At this site there are about 200 mounds, although many of them are still unexcavated and still invaded by vegetation. The archaeological information available suggests that Kohunlich received its first inhabitants around 200 AD, although most of the most significant constructions were made between 250 and 600 AD.
It can also be assumed that Kohunlich represented a trade link between the cities of the Yucatan Peninsula and several Mayan cities in Central America. Building A-1 or Los Mascarones is one of the most visited because it has monumental stucco reliefs that still retain the red paint that covered the entire temple. It is probable that this building was built during the Early Classic period and is more closely related to the so-called Petén style.
The ancient name of the site is unknown. The word Kohunlich with which it is called is not of Mayan origin either, as it is the result of a phonetic transcription of its original name in English Cohoon Ridge, which means hill of corozos or corozal, elaborated by the archaeologist Víctor Segovia, who was the first to explore the region. The site has been known since 1912 when archaeologist Raymond Merwin visited pre-Hispanic settlements north of the Río Hondo.

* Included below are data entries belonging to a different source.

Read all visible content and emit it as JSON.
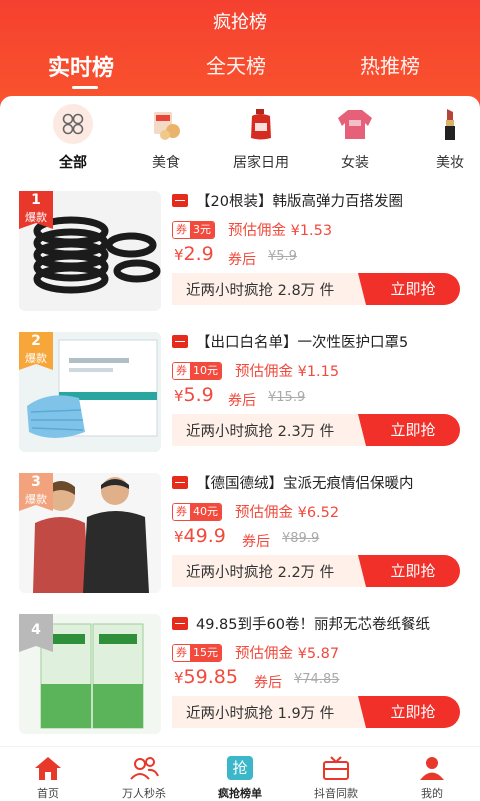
{
  "header": {
    "title": "疯抢榜"
  },
  "tabs": [
    {
      "label": "实时榜",
      "active": true
    },
    {
      "label": "全天榜",
      "active": false
    },
    {
      "label": "热推榜",
      "active": false
    }
  ],
  "categories": [
    {
      "label": "全部",
      "icon": "grid-icon",
      "active": true
    },
    {
      "label": "美食",
      "icon": "food-icon",
      "active": false
    },
    {
      "label": "居家日用",
      "icon": "detergent-icon",
      "active": false
    },
    {
      "label": "女装",
      "icon": "sweater-icon",
      "active": false
    },
    {
      "label": "美妆",
      "icon": "lipstick-icon",
      "active": false
    }
  ],
  "products": [
    {
      "rank": "1",
      "rank_tag": "爆款",
      "name": "【20根装】韩版高弹力百搭发圈",
      "coupon_label": "券",
      "coupon_value": "3元",
      "commission_label": "预估佣金",
      "commission": "¥1.53",
      "price_symbol": "¥",
      "price": "2.9",
      "after_label": "券后",
      "original_price": "¥5.9",
      "sold_text": "近两小时疯抢 2.8万 件",
      "buy_label": "立即抢"
    },
    {
      "rank": "2",
      "rank_tag": "爆款",
      "name": "【出口白名单】一次性医护口罩5",
      "coupon_label": "券",
      "coupon_value": "10元",
      "commission_label": "预估佣金",
      "commission": "¥1.15",
      "price_symbol": "¥",
      "price": "5.9",
      "after_label": "券后",
      "original_price": "¥15.9",
      "sold_text": "近两小时疯抢 2.3万 件",
      "buy_label": "立即抢"
    },
    {
      "rank": "3",
      "rank_tag": "爆款",
      "name": "【德国德绒】宝派无痕情侣保暖内",
      "coupon_label": "券",
      "coupon_value": "40元",
      "commission_label": "预估佣金",
      "commission": "¥6.52",
      "price_symbol": "¥",
      "price": "49.9",
      "after_label": "券后",
      "original_price": "¥89.9",
      "sold_text": "近两小时疯抢 2.2万 件",
      "buy_label": "立即抢"
    },
    {
      "rank": "4",
      "rank_tag": "",
      "name": "49.85到手60卷！丽邦无芯卷纸餐纸",
      "coupon_label": "券",
      "coupon_value": "15元",
      "commission_label": "预估佣金",
      "commission": "¥5.87",
      "price_symbol": "¥",
      "price": "59.85",
      "after_label": "券后",
      "original_price": "¥74.85",
      "sold_text": "近两小时疯抢 1.9万 件",
      "buy_label": "立即抢"
    }
  ],
  "bottom_nav": [
    {
      "label": "首页",
      "icon": "home-icon",
      "active": false
    },
    {
      "label": "万人秒杀",
      "icon": "people-icon",
      "active": false
    },
    {
      "label": "疯抢榜单",
      "icon": "grab-icon",
      "icon_text": "抢",
      "active": true
    },
    {
      "label": "抖音同款",
      "icon": "tv-icon",
      "active": false
    },
    {
      "label": "我的",
      "icon": "user-icon",
      "active": false
    }
  ],
  "colors": {
    "brand": "#f5402f",
    "accent": "#f24a3c",
    "coupon_bg": "#fff1ea"
  }
}
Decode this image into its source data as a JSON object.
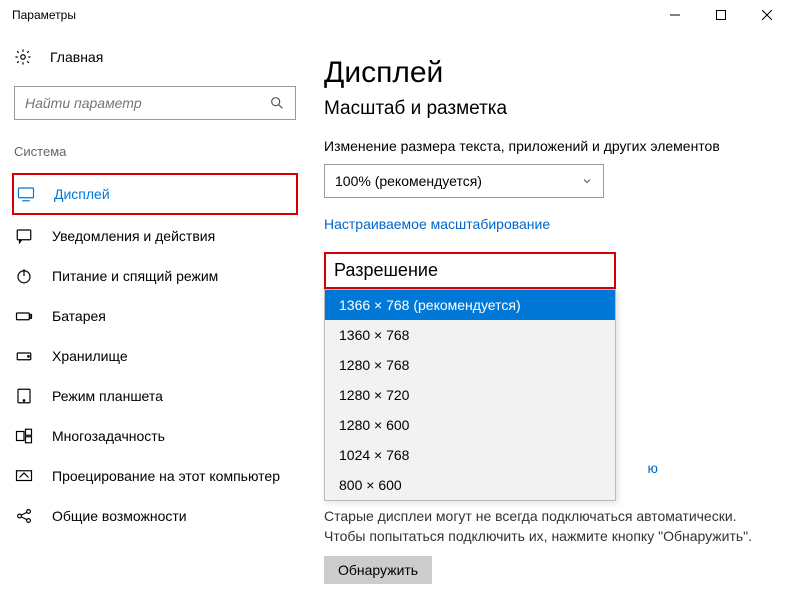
{
  "window": {
    "title": "Параметры"
  },
  "sidebar": {
    "home": "Главная",
    "search_placeholder": "Найти параметр",
    "category": "Система",
    "items": [
      {
        "label": "Дисплей"
      },
      {
        "label": "Уведомления и действия"
      },
      {
        "label": "Питание и спящий режим"
      },
      {
        "label": "Батарея"
      },
      {
        "label": "Хранилище"
      },
      {
        "label": "Режим планшета"
      },
      {
        "label": "Многозадачность"
      },
      {
        "label": "Проецирование на этот компьютер"
      },
      {
        "label": "Общие возможности"
      }
    ]
  },
  "main": {
    "heading": "Дисплей",
    "subheading": "Масштаб и разметка",
    "scale_label": "Изменение размера текста, приложений и других элементов",
    "scale_value": "100% (рекомендуется)",
    "custom_scaling_link": "Настраиваемое масштабирование",
    "resolution_heading": "Разрешение",
    "resolution_options": [
      "1366 × 768 (рекомендуется)",
      "1360 × 768",
      "1280 × 768",
      "1280 × 720",
      "1280 × 600",
      "1024 × 768",
      "800 × 600"
    ],
    "behind_link_piece": "ю",
    "behind_text": "Старые дисплеи могут не всегда подключаться автоматически. Чтобы попытаться подключить их, нажмите кнопку \"Обнаружить\".",
    "detect_button": "Обнаружить"
  }
}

The first occupation of Kohunlich is located in the late Preclassic (300 BC -250 AD), a stage in which low-rise platforms were built around the Plaza Ya’axná, buildings that in the Early Classic were covered by monumental buildings. During this period, the Temple of the Masks was erected, decorated with eight figures molded in stucco with polychrome, in red and black colors, on masonry frameworks, of which only five are preserved. Its iconography represents real characters, adorned with attributes related to the sun. During the late Classic (600-900 AD), Kohunlich reached its maximum population, a period in which most of the structures that can be seen today were built, such as the Plaza de las Estelas and the Conjunto de las Vías (civic complexes- ceremonials), the Northwest Ensemble, the late structures of the Pixa’an Ensemble, and the Los 27 Escalones Ensemble (both elite residential complexes).
The growth of the settlement continued until the early Postclassic (1000-1200 AD), when the Mayans deposited offerings of censers in the temples and prepared rooms and platforms around the main buildings or in the housing complexes.